Les hommes (et femmes puisqu’ elles sont trois dans l’équipe) peuvent être envoyés à l’extérieur pour prêter main forte à d’autres équipes. C’est ce qu’on appelle une « Operation Boost ».

Aux Etats-Unis, il y a 420 jumpers. La liste des candidats est longue : plus de mille candidats par base ! Les conditions de recrutement sont épouvantables : poids, hauteur, condition physique, courir le mile et demi en moins de 11 minutes, ne pas avoir le vertige.

Cette idée de faire sauter des pompiers en parachute pour être au cœur des incendies vient de Francis Luftin en 1939. Il habitait Winthrop d’où l’installation de la première base dans cette bourgade.

Michael explique que le but de cette équipe est de sauter lorsqu’un feu s’est déclaré. Avec des haches et des houes, ils combattent les premières flammes et tentent d’empêcher l’incendie de se propager. Les pompiers avec leurs camions ne pourraient jamais arriver à temps, tellement le terrain est escarpé.

Pour être prêt à cette lutte sans merci, les volontaires sont équipés comme des astronautes : costume ininflammable, casque, outils, et un sac « Pulaski » d’environ 50 kilos ! Dedans, nourriture pour plusieurs jours, trousse de secours, corde de cinquante ou cent mètres pour descendre du sommet des sapins si leur parachute s’y est pris.
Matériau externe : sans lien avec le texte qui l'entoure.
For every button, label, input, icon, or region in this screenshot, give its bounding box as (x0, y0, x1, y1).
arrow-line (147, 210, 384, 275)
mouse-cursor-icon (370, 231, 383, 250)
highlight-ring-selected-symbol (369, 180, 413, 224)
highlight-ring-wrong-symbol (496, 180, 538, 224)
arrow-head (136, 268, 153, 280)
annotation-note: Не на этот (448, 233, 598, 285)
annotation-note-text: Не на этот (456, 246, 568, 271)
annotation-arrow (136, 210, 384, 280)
Dans l’avion qui survole le sinistre, des « spotters » et des « climbers » sont prêts à intervenir : le spotter est celui qui surveille les opérations et le grimpeur descendra pour récupérer le parachute. Il emportera avec lui une tronçonneuse et d’autres outils.

Lorsque les « smokejumpers » partent en mission, ils sont par paires : 2, 4, 6 ou 8, le maximum que peut transporter l’avion.

A ma question : » C’est beau de sauter au milieu de la forêt, d’éteindre le début d’incendie et après ? » Michael rit alors : « Simple, on attrape son barda et on descend vers la vallée pour rattraper une route ou même un chemin de montagne. Alors on vient nous chercher ! »

Pour Michael, sa plus longue marche a été pendant un incendie au Nouveau Mexique : 14 kilomètres à descendre une pente abrupte et traverser une forêt, le tout en 7 heures !

Enfin Michael précise qu’ils participent à au moins 50 opérations par saison. Et avec un rendement superbement efficace car il est facile d’éteindre un incendie qui commence.

Mais en supplément de ces équipes extraordinaires de « pompiers volants », il y a, comme en France, les pompiers sur véhicule et les Canadairs.

Je quitte Michael admiratif de son courage et de la détermination de ses hommes et femmes qui mettent leur vie en danger pour sauver l’un des trésors de l’état de Washington : sa forêt.